The argument for neural networks is that by simulating the lower-level, “subsymbolic” data processing on the level of neurons and neural networks, intelligence will emerge. This all sounds very reasonable but keep in mind that in order to build flying machines, we don’t build airplanes that flap their wings, or that are made of bones, muscle, and feather. Likewise, in artificial neural networks, the internal mechanism of the neurons is usually ignored and the artificial neurons are often much simpler than their natural counterparts. The eletro-chemical signalling mechanisms between natural neurons are also mostly ignored in artificial models when the goal is to build AI systems rather than to simulate biological systems.

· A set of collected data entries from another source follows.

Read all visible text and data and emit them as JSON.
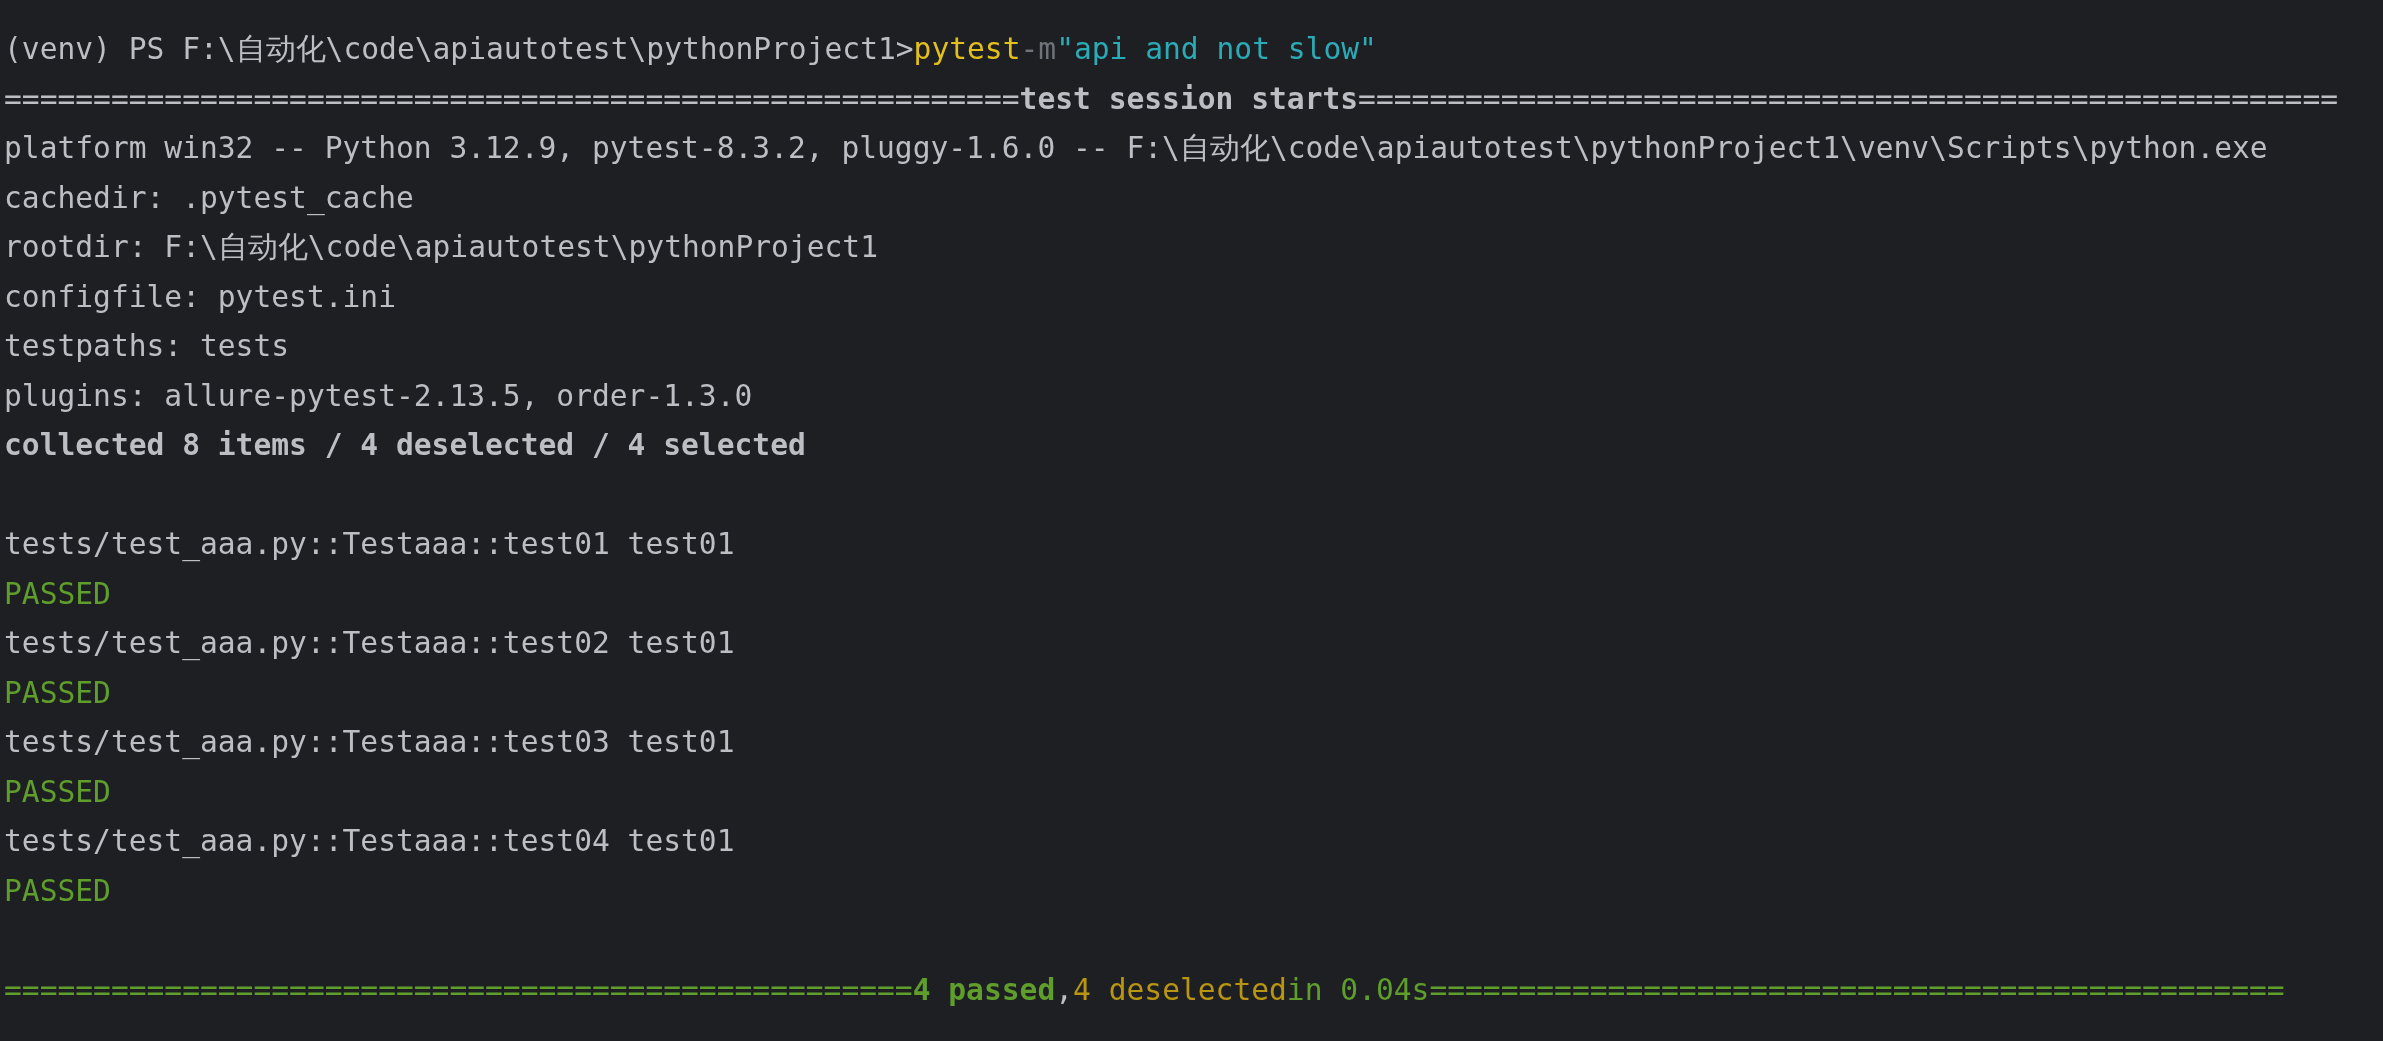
{
  "prompt": {
    "text": "(venv) PS F:\\自动化\\code\\apiautotest\\pythonProject1>",
    "command": "pytest",
    "flag": "-m",
    "argument": "\"api and not slow\""
  },
  "session_header": {
    "left_rule": "=========================================================",
    "title": "test session starts",
    "right_rule": "======================================================="
  },
  "info_lines": [
    "platform win32 -- Python 3.12.9, pytest-8.3.2, pluggy-1.6.0 -- F:\\自动化\\code\\apiautotest\\pythonProject1\\venv\\Scripts\\python.exe",
    "cachedir: .pytest_cache",
    "rootdir: F:\\自动化\\code\\apiautotest\\pythonProject1",
    "configfile: pytest.ini",
    "testpaths: tests",
    "plugins: allure-pytest-2.13.5, order-1.3.0"
  ],
  "collected": "collected 8 items / 4 deselected / 4 selected",
  "results": [
    {
      "test": "tests/test_aaa.py::Testaaa::test01 test01",
      "status": "PASSED",
      "kind": "passed"
    },
    {
      "test": "tests/test_aaa.py::Testaaa::test02 test01",
      "status": "PASSED",
      "kind": "passed"
    },
    {
      "test": "tests/test_aaa.py::Testaaa::test03 test01",
      "status": "PASSED",
      "kind": "passed"
    },
    {
      "test": "tests/test_aaa.py::Testaaa::test04 test01",
      "status": "PASSED",
      "kind": "passed"
    }
  ],
  "summary": {
    "left_rule": "===================================================",
    "passed": "4 passed",
    "separator": ",",
    "deselected": "4 deselected",
    "duration": "in 0.04s",
    "right_rule": "================================================"
  }
}
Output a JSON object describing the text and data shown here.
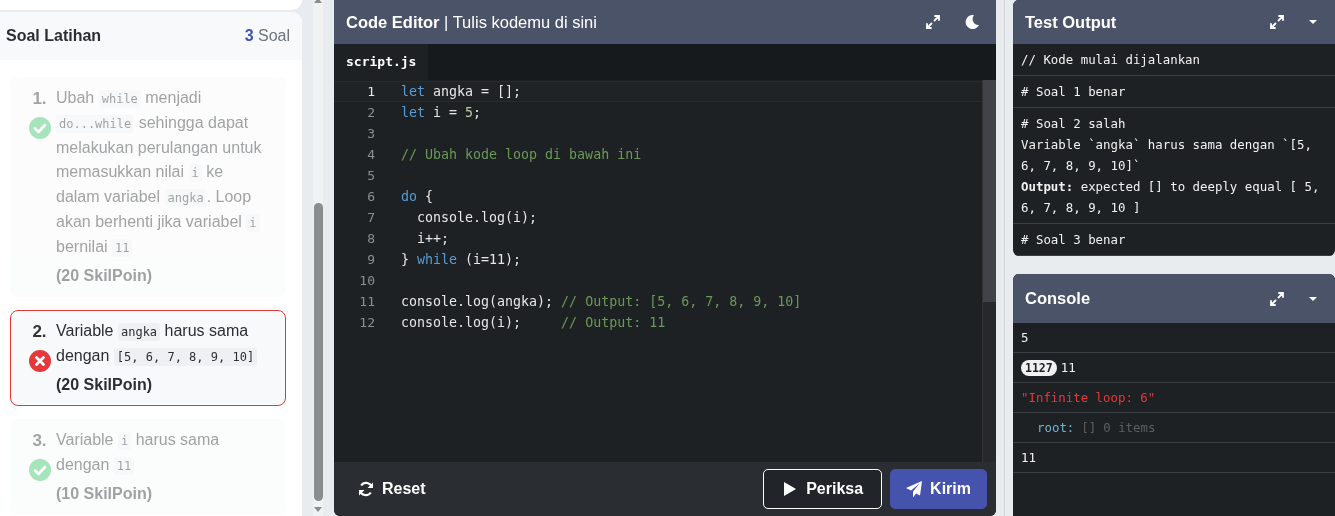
{
  "sidebar": {
    "title": "Soal Latihan",
    "count": "3",
    "count_label": "Soal",
    "questions": [
      {
        "number": "1.",
        "correct": true,
        "selected": false,
        "parts": [
          {
            "kind": "text",
            "text": "Ubah "
          },
          {
            "kind": "code",
            "text": "while"
          },
          {
            "kind": "text",
            "text": " menjadi "
          },
          {
            "kind": "code",
            "text": "do...while"
          },
          {
            "kind": "text",
            "text": " sehingga dapat melakukan perulangan untuk memasukkan nilai "
          },
          {
            "kind": "code",
            "text": "i"
          },
          {
            "kind": "text",
            "text": " ke dalam variabel "
          },
          {
            "kind": "code",
            "text": "angka"
          },
          {
            "kind": "text",
            "text": ". Loop akan berhenti jika variabel "
          },
          {
            "kind": "code",
            "text": "i"
          },
          {
            "kind": "text",
            "text": " bernilai "
          },
          {
            "kind": "code",
            "text": "11"
          }
        ],
        "points": "(20 SkilPoin)"
      },
      {
        "number": "2.",
        "correct": false,
        "selected": true,
        "parts": [
          {
            "kind": "text",
            "text": "Variable "
          },
          {
            "kind": "code",
            "text": "angka"
          },
          {
            "kind": "text",
            "text": " harus sama dengan "
          },
          {
            "kind": "code",
            "text": "[5, 6, 7, 8, 9, 10]"
          }
        ],
        "points": "(20 SkilPoin)"
      },
      {
        "number": "3.",
        "correct": true,
        "selected": false,
        "parts": [
          {
            "kind": "text",
            "text": "Variable "
          },
          {
            "kind": "code",
            "text": "i"
          },
          {
            "kind": "text",
            "text": " harus sama dengan "
          },
          {
            "kind": "code",
            "text": "11"
          }
        ],
        "points": "(10 SkilPoin)"
      }
    ]
  },
  "editor": {
    "title": "**Code Editor** | Tulis kodemu di sini",
    "file_tab": {
      "label": "script.js",
      "selected": true
    },
    "lines": [
      {
        "number": "1",
        "current": true,
        "tokens": [
          {
            "kind": "kw",
            "text": "let"
          },
          {
            "kind": "plain",
            "text": " angka = [];"
          }
        ]
      },
      {
        "number": "2",
        "current": false,
        "tokens": [
          {
            "kind": "kw",
            "text": "let"
          },
          {
            "kind": "plain",
            "text": " i = "
          },
          {
            "kind": "num",
            "text": "5"
          },
          {
            "kind": "plain",
            "text": ";"
          }
        ]
      },
      {
        "number": "3",
        "current": false
      },
      {
        "number": "4",
        "current": false,
        "tokens": [
          {
            "kind": "comment",
            "text": "// Ubah kode loop di bawah ini"
          }
        ]
      },
      {
        "number": "5",
        "current": false
      },
      {
        "number": "6",
        "current": false,
        "tokens": [
          {
            "kind": "kw",
            "text": "do"
          },
          {
            "kind": "plain",
            "text": " {"
          }
        ]
      },
      {
        "number": "7",
        "current": false,
        "tokens": [
          {
            "kind": "plain",
            "text": "  console.log(i);"
          }
        ]
      },
      {
        "number": "8",
        "current": false,
        "tokens": [
          {
            "kind": "plain",
            "text": "  i++;"
          }
        ]
      },
      {
        "number": "9",
        "current": false,
        "tokens": [
          {
            "kind": "plain",
            "text": "} "
          },
          {
            "kind": "kw",
            "text": "while"
          },
          {
            "kind": "plain",
            "text": " (i=11);"
          }
        ]
      },
      {
        "number": "10",
        "current": false
      },
      {
        "number": "11",
        "current": false,
        "tokens": [
          {
            "kind": "plain",
            "text": "console.log(angka); "
          },
          {
            "kind": "comment",
            "text": "// Output: [5, 6, 7, 8, 9, 10]"
          }
        ]
      },
      {
        "number": "12",
        "current": false,
        "tokens": [
          {
            "kind": "plain",
            "text": "console.log(i);     "
          },
          {
            "kind": "comment",
            "text": "// Output: 11"
          }
        ]
      }
    ],
    "buttons": [
      {
        "kind": "reset",
        "label": "Reset"
      },
      {
        "kind": "check",
        "label": "Periksa"
      },
      {
        "kind": "submit",
        "label": "Kirim"
      }
    ]
  },
  "test_output": {
    "title": "Test Output",
    "rows": [
      {
        "lines": [
          "// Kode mulai dijalankan"
        ]
      },
      {
        "lines": [
          "# Soal 1 benar"
        ]
      },
      {
        "lines": [
          "# Soal 2 salah",
          "Variable `angka` harus sama dengan `[5, 6, 7, 8, 9, 10]`",
          "**Output:** expected [] to deeply equal [ 5, 6, 7, 8, 9, 10 ]"
        ]
      },
      {
        "lines": [
          "# Soal 3 benar"
        ]
      }
    ]
  },
  "console": {
    "title": "Console",
    "rows": [
      {
        "kind": "value",
        "text": "5"
      },
      {
        "kind": "counted",
        "badge": "1127",
        "text": "11"
      },
      {
        "kind": "error",
        "text": "\"Infinite loop: 6\""
      },
      {
        "kind": "tree",
        "key": "root:",
        "value": "[]",
        "note": "0 items"
      },
      {
        "kind": "value",
        "text": "11"
      }
    ]
  }
}
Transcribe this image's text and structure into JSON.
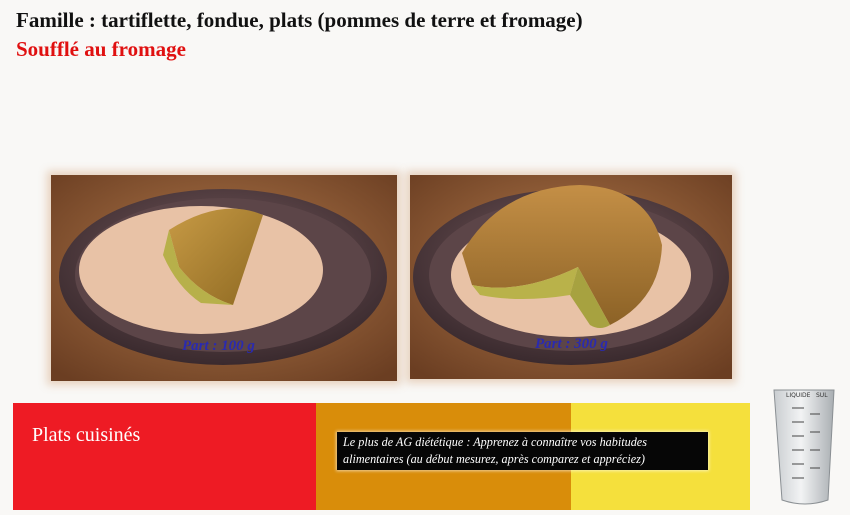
{
  "header": {
    "family_title": "Famille : tartiflette, fondue, plats (pommes de terre et fromage)",
    "dish_title": "Soufflé au fromage"
  },
  "portions": [
    {
      "label": "Part : 100 g",
      "grams": 100
    },
    {
      "label": "Part : 300 g",
      "grams": 300
    }
  ],
  "footer": {
    "category": "Plats cuisinés",
    "tip_line1": "Le plus de AG diététique : Apprenez à connaître vos habitudes",
    "tip_line2": "alimentaires (au début mesurez, après comparez et appréciez)",
    "cup_labels": {
      "liquid": "LIQUIDE",
      "solid": "SUL"
    }
  },
  "colors": {
    "dish_title": "#e01010",
    "band_red": "#ee1b24",
    "band_orange": "#d98d0a",
    "band_yellow": "#f5e03c",
    "portion_label": "#2a2ab0"
  }
}
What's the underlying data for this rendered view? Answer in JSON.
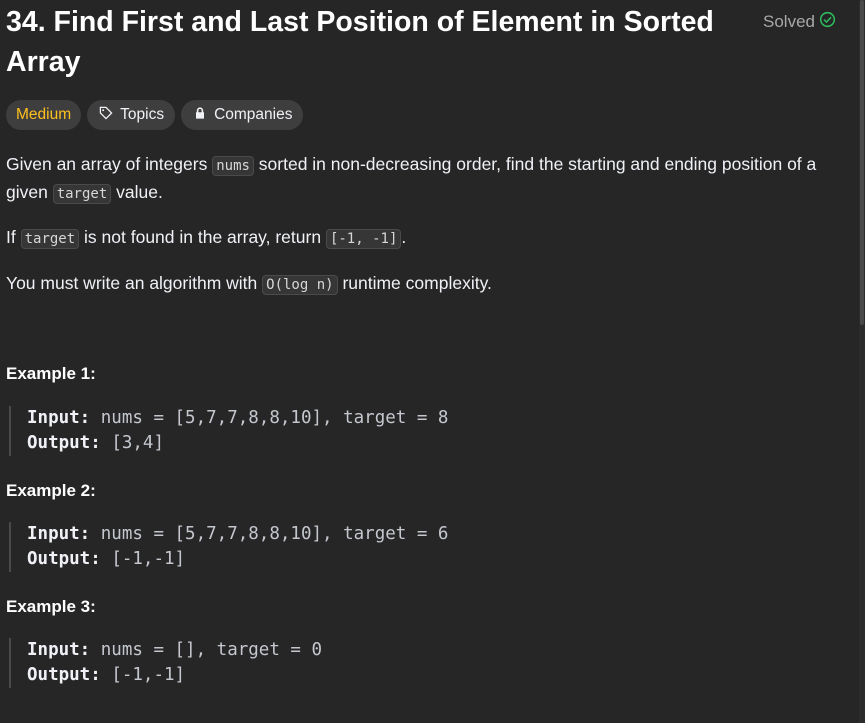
{
  "problem": {
    "title": "34. Find First and Last Position of Element in Sorted Array",
    "status": "Solved"
  },
  "tags": {
    "difficulty": "Medium",
    "topics": "Topics",
    "companies": "Companies"
  },
  "description": {
    "p1_before": "Given an array of integers ",
    "p1_code1": "nums",
    "p1_mid": " sorted in non-decreasing order, find the starting and ending position of a given ",
    "p1_code2": "target",
    "p1_after": " value.",
    "p2_before": "If ",
    "p2_code1": "target",
    "p2_mid": " is not found in the array, return ",
    "p2_code2": "[-1, -1]",
    "p2_after": ".",
    "p3_before": "You must write an algorithm with ",
    "p3_code": "O(log n)",
    "p3_after": " runtime complexity."
  },
  "examples": [
    {
      "title": "Example 1:",
      "input_label": "Input:",
      "input": "nums = [5,7,7,8,8,10], target = 8",
      "output_label": "Output:",
      "output": "[3,4]"
    },
    {
      "title": "Example 2:",
      "input_label": "Input:",
      "input": "nums = [5,7,7,8,8,10], target = 6",
      "output_label": "Output:",
      "output": "[-1,-1]"
    },
    {
      "title": "Example 3:",
      "input_label": "Input:",
      "input": "nums = [], target = 0",
      "output_label": "Output:",
      "output": "[-1,-1]"
    }
  ],
  "colors": {
    "background": "#262626",
    "difficulty_medium": "#ffc01e",
    "solved_check": "#2cbb5d"
  }
}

Compared to how computers traditionally work, neural networks have certain special features:
For one, in a traditional computer, information is processed in a central processor (aptly named the central processing unit, or CPU for short) which can only focus on doing one thing at a time. The CPU can retrieve data to be processed from the computer’s memory, and store the result in the memory. Thus, data storage and processing are handled by two separate components of the computer: the memory and the CPU. In neural networks, the system consists of a large number of neurons, each of which can process information on its own so that instead of having a CPU process each piece of information one after the other, the neurons process vast amounts of information simultaneously.
The second difference is that data storage (memory) and processing isn’t separated like in traditional computers. The neurons both store and process information so that there is no need to retrieve data from the memory for processing. The data can be stored short term in the neurons themselves (they either fire or not at any given time) or for longer term storage, in the connections between the neurons — their so called weights, which we will discuss below.
Because of these two differences, neural networks and traditional computers are suited for somewhat different tasks. Even though it is entirely possible to simulate neural networks in traditional computers, which was the way they were used for a long time, their maximum capacity is achieved only when we use special hardware (computer devices) that can process many pieces of information at the same time. This is called parallel processing. Incidentally, graphics processors (or graphics processing units, GPUs) have this capability and they have become a cost-effective solution for running massive deep learning methods.